Medieval Art definition
A time of artwork that was characterized by iconographic painting illustrations of Biblical scenes. The work emerged from the early Christian church influence as well as the Roman Empire heritage. The combination of the two lent a kind of “Barbarian” artistic culture in Northern Europe because it combined with Christian and pagan art.
Early Christian artists of the period took ideas from Roman carvings, metalwork, mosaics and paintings. Much of their work is classified as being completed around 200-500, at which time the Byzantine style started to grow rapidly.
Byzantine art is often considered to be the best artwork developed in the Middle Ages because of its craftsmanship and the quality of materials used. Much of the artwork was destroyed, including many of the fine mosaics and frecos that decorated the doomed churches of the day.
Celtic art in the Middle Ages developed among the people of Britain and Ireland from around the 5th-12th centuries. In the 7th and 8th centuries, there grew a combining of the Anglo-Saxons and Germanic traditions, which in turn created a style of artwork known as “Hiberno-Saxon” (Insular art).
From 300-900 there existed what is known as the Migration Period in the Middle Ages. During this time art made from Eastern-European and Germanic peoples emerged. Several different styles of artwork were then visible, including the Polychrome style, Animal style and Christian artwork.
From 800 to the 11th century, there began Pre-Romanesque art that started when Charlemagne was crowned king. The classical influences of Roman art impacted the artists of this time resulting in Carolingian art – which in turn brought about Gothic and Romanesque art.
Romanesque art is characterized by sturdy buildings with thick walls and rounded arches and windows. The ideas for the structural characteristics were taken from ancient Rome, which is why the art period is called “Romanesque” today.
Gothic art first came about with Gothic architecture in 1140 – a divergent from Romanesque architecture. When the Abbey Church of S. Denis was being renovated in 1144, Gothic sculpture was born. The style grew in Europe and started to replace the Romanesque style. Eventually, Gothic art was mixed into Renaissance art, at which time painting on panels and in fresco became significant in the arts, as well as prints.

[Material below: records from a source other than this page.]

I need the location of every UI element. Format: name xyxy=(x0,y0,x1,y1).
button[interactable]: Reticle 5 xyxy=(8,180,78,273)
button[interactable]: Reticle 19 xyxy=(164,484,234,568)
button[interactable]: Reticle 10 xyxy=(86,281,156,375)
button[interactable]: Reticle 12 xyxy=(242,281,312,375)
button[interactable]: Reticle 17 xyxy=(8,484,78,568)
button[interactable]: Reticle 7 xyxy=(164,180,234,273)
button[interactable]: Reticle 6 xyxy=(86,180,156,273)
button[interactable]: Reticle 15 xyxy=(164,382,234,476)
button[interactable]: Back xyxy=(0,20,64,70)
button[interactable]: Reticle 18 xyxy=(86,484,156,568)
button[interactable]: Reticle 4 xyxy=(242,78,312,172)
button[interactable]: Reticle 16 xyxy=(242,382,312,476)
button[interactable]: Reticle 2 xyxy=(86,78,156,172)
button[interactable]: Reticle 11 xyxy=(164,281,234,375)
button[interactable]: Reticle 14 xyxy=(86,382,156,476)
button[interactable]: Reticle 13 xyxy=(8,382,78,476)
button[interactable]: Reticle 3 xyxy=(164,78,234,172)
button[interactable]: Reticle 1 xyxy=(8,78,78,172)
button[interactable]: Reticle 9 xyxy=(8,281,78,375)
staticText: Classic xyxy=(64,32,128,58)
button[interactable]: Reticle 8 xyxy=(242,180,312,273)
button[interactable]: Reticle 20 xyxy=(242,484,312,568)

Also happening during the Middle Ages were developments in Islamic art. Illustrated manuscripts, textiles, ceramics, metalwork and glass were all forms of Islamic arts being developed. Muslim artists in the Near East, Islamic Spain, and Northern Africa worked in the early formative stage of the period from 600-900 and then diverged in a variety of styles starting in 900 depending on the region in which the artist worked.